7. Depuis plusieurs mois, le CGRI a concentré ses forces pour s’emparer de la route reliant l’Irak à la Syrie. Les commandants du CGRI contrôlent pour cela des milices, des deux côtés de la frontière. Ils projettent de prendre en main le contrôle d’environ 400 kilomètres de cette frontière.

• Les milices d’Aça'ib-Ahl’e Hagh, de Kata'ib Hezbollah et de Kata'ib Seyyed al-Chohada et un bataillon du mouvement Ansarallah-Owfia, ont été déployées du côté irakien dans le sud de cette frontière, sur le point de contrôle du passage Al-Valid, (proche de la frontière jordanienne). Haj Hamed, l’un des lieutenants du Général Qassem Soleimani, se trouve parmi les forces de Kata'ib Hezbollah de cette région, pour mener à bien ce projet. Du côté syrien de ce même passage, les troupes des milices de Kata'ib Hezbollah et de Kata'ib Seyyed al-Chohada sont en train d’avancer vers la frontière.

• Dans le nord de la frontière irako-syrienne, sur le point de contrôle de Qirvan, les forces du CGRI se sont déployées des deux côtés de la frontière. Les troupes de plusieurs milices dont celles de Kata'ib Imam Ali se trouvent concentrées dans cette région frontalière.

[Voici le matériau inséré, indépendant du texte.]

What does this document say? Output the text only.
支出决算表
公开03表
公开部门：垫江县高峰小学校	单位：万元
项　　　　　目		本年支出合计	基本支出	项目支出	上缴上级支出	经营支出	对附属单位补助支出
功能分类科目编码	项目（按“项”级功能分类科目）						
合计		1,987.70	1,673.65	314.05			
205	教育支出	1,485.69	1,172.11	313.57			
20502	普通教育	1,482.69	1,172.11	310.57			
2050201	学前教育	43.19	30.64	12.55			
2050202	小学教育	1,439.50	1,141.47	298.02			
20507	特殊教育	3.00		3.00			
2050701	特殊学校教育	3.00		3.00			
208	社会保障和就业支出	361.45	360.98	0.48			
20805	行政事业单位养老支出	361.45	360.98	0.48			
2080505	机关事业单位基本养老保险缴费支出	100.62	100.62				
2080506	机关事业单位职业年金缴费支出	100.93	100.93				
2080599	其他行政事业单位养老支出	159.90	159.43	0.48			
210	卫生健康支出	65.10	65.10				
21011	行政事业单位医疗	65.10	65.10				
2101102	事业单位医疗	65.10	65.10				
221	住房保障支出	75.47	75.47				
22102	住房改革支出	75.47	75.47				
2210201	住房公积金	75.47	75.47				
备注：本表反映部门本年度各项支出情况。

• Parallèlement à cette concentration des forces dans ces deux points de contrôle frontaliers, le CGRI tente de s’emparer des villes syriennes de Deir ez-zor, de Mayadin et de Abou Kamel pour ouvrir un passage dans la partie centrale de la frontière. De nombreuses troupes composées d’Afghans, d’irakiens et de pakistanais ont été déployés dans cette région pour mener à bien les opérations.

Les peuples iraniens et syriens rejettent la guerre en Syrie

8. Les pertes humaines enregistrées par le CGRI ont engendré un phénomène de rejet dans les familles des victimes. C’est pourquoi le CGRI s’efforce de réduire le déploiement des soldats iraniens en Syrie et tente plutôt d’employer des miliciens non-iraniens.

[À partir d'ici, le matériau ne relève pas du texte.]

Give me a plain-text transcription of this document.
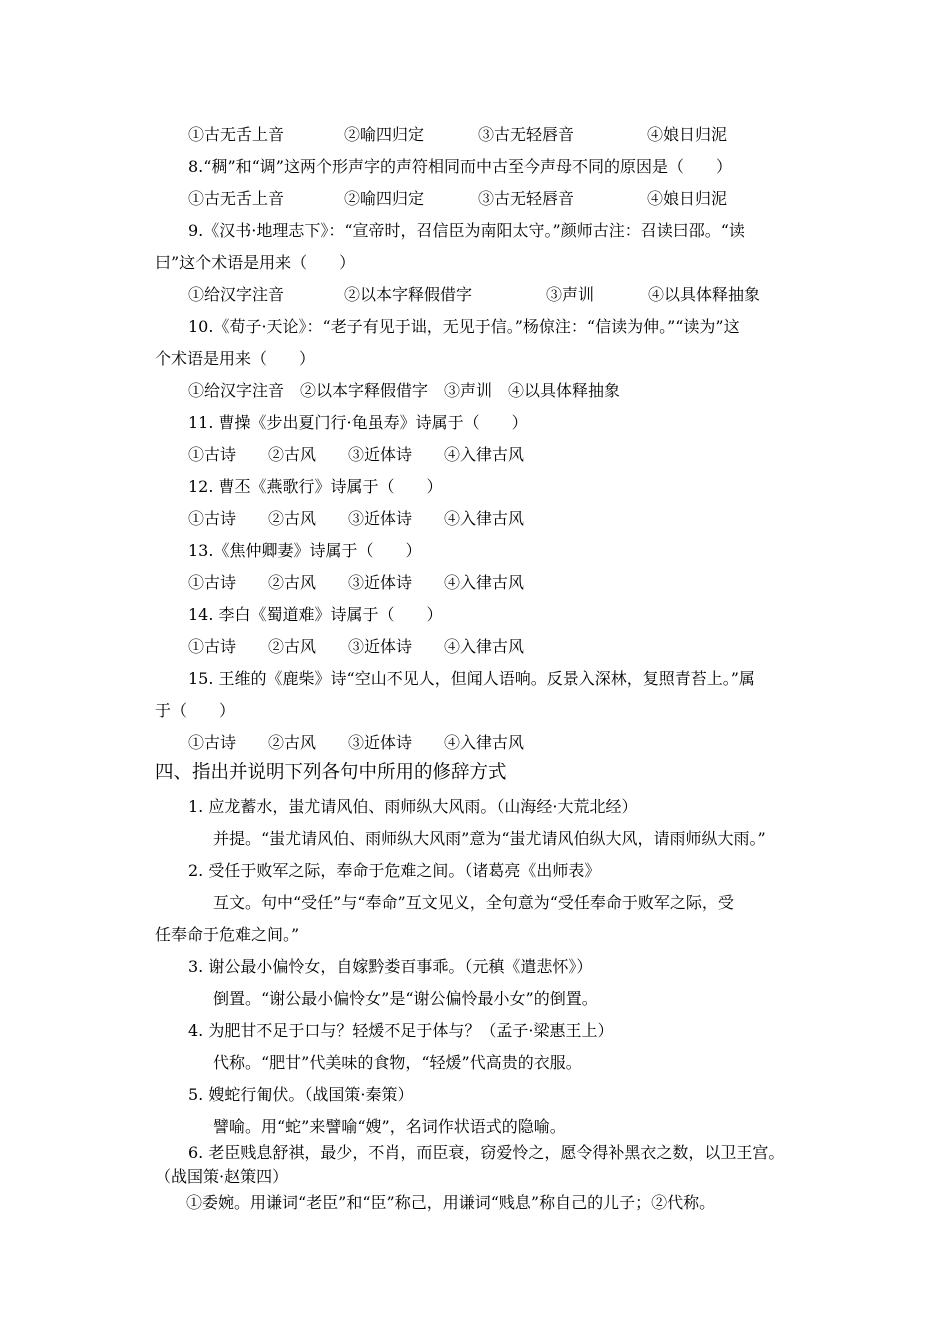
①古无舌上音	②喻四归定	③古无轻唇音	④娘日归泥
8.“稠”和“调”这两个形声字的声符相同而中古至今声母不同的原因是（　　）
①古无舌上音	②喻四归定	③古无轻唇音	④娘日归泥
9.《汉书·地理志下》：“宣帝时，召信臣为南阳太守。”颜师古注：召读曰邵。“读
曰”这个术语是用来（　　）
①给汉字注音	②以本字释假借字	③声训	④以具体释抽象
10.《荀子·天论》：“老子有见于诎，无见于信。”杨倞注：“信读为伸。”“读为”这
个术语是用来（　　）
①给汉字注音　②以本字释假借字　③声训　④以具体释抽象
11. 曹操《步出夏门行·龟虽寿》诗属于（　　）
①古诗　　②古风　　③近体诗　　④入律古风
12. 曹丕《燕歌行》诗属于（　　）
①古诗　　②古风　　③近体诗　　④入律古风
13.《焦仲卿妻》诗属于（　　）
①古诗　　②古风　　③近体诗　　④入律古风
14. 李白《蜀道难》诗属于（　　）
①古诗　　②古风　　③近体诗　　④入律古风
15. 王维的《鹿柴》诗“空山不见人，但闻人语响。反景入深林，复照青苔上。”属
于（　　）
①古诗　　②古风　　③近体诗　　④入律古风
四、指出并说明下列各句中所用的修辞方式
1. 应龙蓄水，蚩尤请风伯、雨师纵大风雨。（山海经·大荒北经）
并提。“蚩尤请风伯、雨师纵大风雨”意为“蚩尤请风伯纵大风，请雨师纵大雨。”
2. 受任于败军之际，奉命于危难之间。（诸葛亮《出师表》
互文。句中“受任”与“奉命”互文见义，全句意为“受任奉命于败军之际，受
任奉命于危难之间。”
3. 谢公最小偏怜女，自嫁黔娄百事乖。（元稹《遣悲怀》）
倒置。“谢公最小偏怜女”是“谢公偏怜最小女”的倒置。
4. 为肥甘不足于口与？轻煖不足于体与？（孟子·梁惠王上）
代称。“肥甘”代美味的食物，“轻煖”代高贵的衣服。
5. 嫂蛇行匍伏。（战国策·秦策）
譬喻。用“蛇”来譬喻“嫂”，名词作状语式的隐喻。
6. 老臣贱息舒祺，最少，不肖，而臣衰，窃爱怜之，愿令得补黑衣之数，以卫王宫。
（战国策·赵策四）
①委婉。用谦词“老臣”和“臣”称己，用谦词“贱息”称自己的儿子；②代称。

Les retombées de la guerre syrienne deviennent de plus en plus insupportable dans la population iranienne. Le slogan « laisse tomber la Syrie, pense un peu à nous » est monnaie courante dans les manifestations de la mouvance contestataire dans la société iranienne.

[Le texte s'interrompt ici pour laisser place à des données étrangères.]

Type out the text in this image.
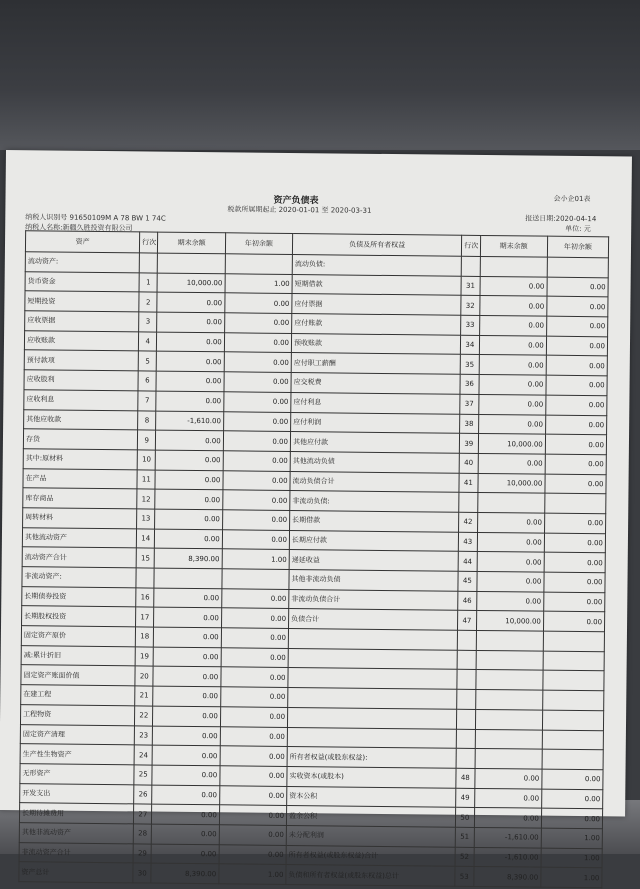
资产负债表	会小企01表
税款所属期起止 2020-01-01 至 2020-03-31
纳税人识别号 91650109M A 78 BW 1 74C
纳税人名称:新疆久胜投资有限公司
报送日期:2020-04-14
单位: 元
资产	行次	期末余额	年初余额	负债及所有者权益	行次	期末余额	年初余额
流动资产:				流动负债:			
货币资金	1	10,000.00	1.00	短期借款	31	0.00	0.00
短期投资	2	0.00	0.00	应付票据	32	0.00	0.00
应收票据	3	0.00	0.00	应付账款	33	0.00	0.00
应收账款	4	0.00	0.00	预收账款	34	0.00	0.00
预付款项	5	0.00	0.00	应付职工薪酬	35	0.00	0.00
应收股利	6	0.00	0.00	应交税费	36	0.00	0.00
应收利息	7	0.00	0.00	应付利息	37	0.00	0.00
其他应收款	8	-1,610.00	0.00	应付利润	38	0.00	0.00
存货	9	0.00	0.00	其他应付款	39	10,000.00	0.00
其中:原材料	10	0.00	0.00	其他流动负债	40	0.00	0.00
在产品	11	0.00	0.00	流动负债合计	41	10,000.00	0.00
库存商品	12	0.00	0.00	非流动负债:			
周转材料	13	0.00	0.00	长期借款	42	0.00	0.00
其他流动资产	14	0.00	0.00	长期应付款	43	0.00	0.00
流动资产合计	15	8,390.00	1.00	递延收益	44	0.00	0.00
非流动资产:				其他非流动负债	45	0.00	0.00
长期债券投资	16	0.00	0.00	非流动负债合计	46	0.00	0.00
长期股权投资	17	0.00	0.00	负债合计	47	10,000.00	0.00
固定资产原价	18	0.00	0.00				
减:累计折旧	19	0.00	0.00				
固定资产账面价值	20	0.00	0.00				
在建工程	21	0.00	0.00				
工程物资	22	0.00	0.00				
固定资产清理	23	0.00	0.00				
生产性生物资产	24	0.00	0.00	所有者权益(或股东权益):			
无形资产	25	0.00	0.00	实收资本(或股本)	48	0.00	0.00
开发支出	26	0.00	0.00	资本公积	49	0.00	0.00
长期待摊费用	27	0.00	0.00	盈余公积	50	0.00	0.00
其他非流动资产	28	0.00	0.00	未分配利润	51	-1,610.00	1.00
非流动资产合计	29	0.00	0.00	所有者权益(或股东权益)合计	52	-1,610.00	1.00
资产总计	30	8,390.00	1.00	负债和所有者权益(或股东权益)总计	53	8,390.00	1.00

Selon les rapports qui nous parviennent de l’intérieur du pouvoir, le Général Soleimani a lui-même reconnu lors d’une réunion du Conseil suprême de la sécurité nationale en septembre 2017, que tout le monde s’oppose régime iranien en Syrie. Les gens considèrent cette présence comme la cause de la poursuite du conflit, des massacres et des destructions. Même les chiites syriens sur lesquels comptait le pouvoir iranien, expriment leur colère vis-à-vis de la politique de celui-ci dans leur pays, a reconnu le Général Soleimani. À l’exception de Bachar al-Assad, même de hauts responsables du gouvernement et la plupart des ministres syriens, voient dans le régime iranien, la source de cette guerre en Syrie. C’est pourquoi d’ailleurs certains gardes du corps d’Assad et des membres des services secrets de l’Armée de celui-ci, sont des membres du CGRI. Bachar al-Assad ne fait plus confiance aux commandants et au personnel de son propre armée. Certains commandants du CGRI mettent d’ailleurs l’uniforme de l’armée syrienne pour changer d’apparence.